Thursday, October 5, 2023

Diane Coleman: Harms in legalizing assisted suicide

This letter was published in the New York Times on October 4, 2023 in response to the article by Paula Span entitled: A Lawsuit Aims to Expand Aid in Dying

Diane Coleman
By Diane Coleman

President & CEO
Not Dead Yet

This article assumes that physician-assisted suicide is acceptable health policy. However, there are two significant questions that states should address when considering its legalization: Should it be a medical treatment, and what are the harms of legalizing it? 

On the first, many in the medical profession oppose physician-assisted suicide, including the American Medical Association, which holds that it “is fundamentally incompatible with the physician’s role as healer, would be difficult or impossible to control, and would pose serious societal risks.” 

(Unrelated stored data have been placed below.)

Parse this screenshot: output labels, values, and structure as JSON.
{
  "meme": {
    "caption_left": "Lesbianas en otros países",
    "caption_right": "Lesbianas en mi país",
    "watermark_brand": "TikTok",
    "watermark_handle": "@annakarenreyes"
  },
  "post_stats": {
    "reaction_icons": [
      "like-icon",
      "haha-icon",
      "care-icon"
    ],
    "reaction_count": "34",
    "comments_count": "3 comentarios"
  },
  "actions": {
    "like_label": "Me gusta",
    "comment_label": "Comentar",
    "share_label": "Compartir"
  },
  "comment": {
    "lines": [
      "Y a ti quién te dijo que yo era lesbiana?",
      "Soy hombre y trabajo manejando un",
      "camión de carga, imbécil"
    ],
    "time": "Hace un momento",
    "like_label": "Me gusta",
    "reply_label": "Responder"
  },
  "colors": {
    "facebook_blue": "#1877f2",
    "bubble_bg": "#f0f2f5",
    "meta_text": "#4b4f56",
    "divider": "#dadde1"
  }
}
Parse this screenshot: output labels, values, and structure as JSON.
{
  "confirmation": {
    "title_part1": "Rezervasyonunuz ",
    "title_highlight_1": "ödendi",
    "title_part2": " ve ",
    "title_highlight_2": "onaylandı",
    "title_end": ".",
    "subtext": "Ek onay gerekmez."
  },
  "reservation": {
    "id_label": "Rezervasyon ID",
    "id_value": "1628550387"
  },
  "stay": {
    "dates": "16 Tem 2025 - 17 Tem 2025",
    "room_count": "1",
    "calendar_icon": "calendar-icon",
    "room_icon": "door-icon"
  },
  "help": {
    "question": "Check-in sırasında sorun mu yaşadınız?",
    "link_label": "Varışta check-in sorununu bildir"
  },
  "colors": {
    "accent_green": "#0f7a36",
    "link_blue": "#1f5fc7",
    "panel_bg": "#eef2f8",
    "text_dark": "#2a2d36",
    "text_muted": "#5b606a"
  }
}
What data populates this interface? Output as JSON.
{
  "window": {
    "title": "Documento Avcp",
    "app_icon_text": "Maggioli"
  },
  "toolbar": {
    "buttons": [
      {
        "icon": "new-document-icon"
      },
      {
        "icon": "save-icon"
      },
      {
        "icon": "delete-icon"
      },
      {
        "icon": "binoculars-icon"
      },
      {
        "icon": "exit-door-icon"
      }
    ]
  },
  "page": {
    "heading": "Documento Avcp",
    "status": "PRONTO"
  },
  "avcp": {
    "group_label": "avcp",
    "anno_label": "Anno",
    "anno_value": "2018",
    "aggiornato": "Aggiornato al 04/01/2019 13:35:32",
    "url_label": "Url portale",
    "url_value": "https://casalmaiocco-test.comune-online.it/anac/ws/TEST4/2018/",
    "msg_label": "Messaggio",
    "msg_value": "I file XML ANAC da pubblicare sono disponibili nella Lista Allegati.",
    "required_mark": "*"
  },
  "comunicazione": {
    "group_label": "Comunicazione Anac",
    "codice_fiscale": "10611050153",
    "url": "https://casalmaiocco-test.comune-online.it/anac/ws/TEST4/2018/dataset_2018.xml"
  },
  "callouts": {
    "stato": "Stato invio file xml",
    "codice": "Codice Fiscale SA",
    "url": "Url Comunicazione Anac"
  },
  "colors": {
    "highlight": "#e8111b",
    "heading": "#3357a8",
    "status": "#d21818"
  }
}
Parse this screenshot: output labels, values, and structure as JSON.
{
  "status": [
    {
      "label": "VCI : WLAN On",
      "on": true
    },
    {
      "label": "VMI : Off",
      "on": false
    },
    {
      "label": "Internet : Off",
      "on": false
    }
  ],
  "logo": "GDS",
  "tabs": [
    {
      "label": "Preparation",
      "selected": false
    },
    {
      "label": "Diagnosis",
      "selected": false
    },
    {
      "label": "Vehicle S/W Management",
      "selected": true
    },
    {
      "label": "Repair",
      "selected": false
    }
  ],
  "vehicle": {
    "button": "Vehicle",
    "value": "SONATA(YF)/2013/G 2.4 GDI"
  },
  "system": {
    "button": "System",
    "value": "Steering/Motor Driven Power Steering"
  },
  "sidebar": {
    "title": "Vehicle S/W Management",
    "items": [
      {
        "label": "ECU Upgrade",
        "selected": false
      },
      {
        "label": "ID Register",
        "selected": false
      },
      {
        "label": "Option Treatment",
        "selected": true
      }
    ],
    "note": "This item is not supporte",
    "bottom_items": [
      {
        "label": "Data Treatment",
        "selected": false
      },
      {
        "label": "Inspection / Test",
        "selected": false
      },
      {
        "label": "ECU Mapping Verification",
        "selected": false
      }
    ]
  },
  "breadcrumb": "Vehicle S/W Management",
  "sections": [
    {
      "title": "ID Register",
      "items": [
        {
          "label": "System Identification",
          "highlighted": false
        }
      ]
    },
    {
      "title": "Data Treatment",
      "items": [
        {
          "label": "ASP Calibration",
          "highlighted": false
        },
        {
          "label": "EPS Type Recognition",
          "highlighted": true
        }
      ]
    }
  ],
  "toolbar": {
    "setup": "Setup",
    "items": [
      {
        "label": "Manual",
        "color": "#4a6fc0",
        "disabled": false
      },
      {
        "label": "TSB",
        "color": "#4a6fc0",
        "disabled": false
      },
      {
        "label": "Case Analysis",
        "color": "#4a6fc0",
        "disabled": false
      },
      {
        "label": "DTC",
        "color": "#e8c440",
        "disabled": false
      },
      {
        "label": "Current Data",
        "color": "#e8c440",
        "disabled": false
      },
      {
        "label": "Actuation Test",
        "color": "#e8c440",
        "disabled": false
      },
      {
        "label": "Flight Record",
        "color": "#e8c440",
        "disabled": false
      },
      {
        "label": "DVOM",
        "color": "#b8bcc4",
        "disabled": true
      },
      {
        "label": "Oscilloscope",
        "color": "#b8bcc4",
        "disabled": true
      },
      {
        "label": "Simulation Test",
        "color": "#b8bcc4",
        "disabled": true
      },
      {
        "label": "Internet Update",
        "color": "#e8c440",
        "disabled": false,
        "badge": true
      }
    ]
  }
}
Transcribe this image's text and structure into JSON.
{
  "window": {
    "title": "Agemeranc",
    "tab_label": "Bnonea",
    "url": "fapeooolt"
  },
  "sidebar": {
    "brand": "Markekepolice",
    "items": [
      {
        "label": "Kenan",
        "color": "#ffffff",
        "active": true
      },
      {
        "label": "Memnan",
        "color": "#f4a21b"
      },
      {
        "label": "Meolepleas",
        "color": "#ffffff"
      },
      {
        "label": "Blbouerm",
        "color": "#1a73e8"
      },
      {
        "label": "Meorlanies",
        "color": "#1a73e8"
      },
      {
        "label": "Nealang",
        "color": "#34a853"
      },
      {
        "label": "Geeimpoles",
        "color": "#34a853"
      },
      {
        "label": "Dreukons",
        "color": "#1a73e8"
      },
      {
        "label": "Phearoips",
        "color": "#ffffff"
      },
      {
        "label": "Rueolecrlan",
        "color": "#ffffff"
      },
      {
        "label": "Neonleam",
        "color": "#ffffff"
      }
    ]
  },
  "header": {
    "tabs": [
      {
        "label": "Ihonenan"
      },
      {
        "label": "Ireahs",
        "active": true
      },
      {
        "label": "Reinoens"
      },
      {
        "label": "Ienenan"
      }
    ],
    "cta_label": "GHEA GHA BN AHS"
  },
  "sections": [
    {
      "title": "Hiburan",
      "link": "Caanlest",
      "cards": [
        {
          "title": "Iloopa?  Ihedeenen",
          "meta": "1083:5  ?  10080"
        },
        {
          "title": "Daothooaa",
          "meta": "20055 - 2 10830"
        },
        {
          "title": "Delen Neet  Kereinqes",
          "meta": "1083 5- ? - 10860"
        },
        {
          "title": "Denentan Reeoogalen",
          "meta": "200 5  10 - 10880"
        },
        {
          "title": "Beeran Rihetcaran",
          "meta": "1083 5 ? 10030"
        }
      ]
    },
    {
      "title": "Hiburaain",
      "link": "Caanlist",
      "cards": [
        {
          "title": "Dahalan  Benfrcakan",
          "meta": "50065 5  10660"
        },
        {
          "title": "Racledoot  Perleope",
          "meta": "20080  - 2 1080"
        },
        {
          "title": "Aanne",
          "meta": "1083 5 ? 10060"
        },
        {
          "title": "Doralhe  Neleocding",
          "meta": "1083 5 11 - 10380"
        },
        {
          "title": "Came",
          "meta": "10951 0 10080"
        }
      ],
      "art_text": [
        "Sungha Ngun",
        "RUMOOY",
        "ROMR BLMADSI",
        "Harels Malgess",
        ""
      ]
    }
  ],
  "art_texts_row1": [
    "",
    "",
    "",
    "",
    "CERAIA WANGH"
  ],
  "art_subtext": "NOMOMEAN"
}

On the second question, major disability rights organizations oppose physician-assisted suicide because it increases the risks that people with disabilities face in receiving medical care, as they are already too often subject to unequal treatment

Adding physician-assisted suicide as a medical treatment exposes people with disabilities to systemic pressures to end their lives in the context of life-threatening illnesses. Before adopting physician-assisted suicide, or any extension of it, we need to ask, answer and understand the implications of such a step. 

Diane Coleman
Rochester, N.Y.

The writer is President and C.E.O. of Not Dead Yet, a disability rights group that opposes legalization of assisted suicide.

1 comment:

Kimberly Howard said...

I applaud Ms. Coleman for sharing her thoughts about legalizing assisted suicide. She's spot on by stating assisted suicide is not healthcare. Our culture of a death and pro euthanasia advocates pushing their murderous agenda is vile and cruel. Why are these pro death advocates, including healthcare providers allowed to speak for anyone with a disability or terminal illness?

My beloved mother was given a sudden cancer diagnose in late 2019. MDs told her no hope and any treatment of the cancer would end her life. Plus, they said she too old. She was an active 87 year old. My mother believed them and chose to forgo any treatment. She died by large amounts of a toxic cocktail of drugs, malnutrition and dehydration in a substandard hospice in early 2020.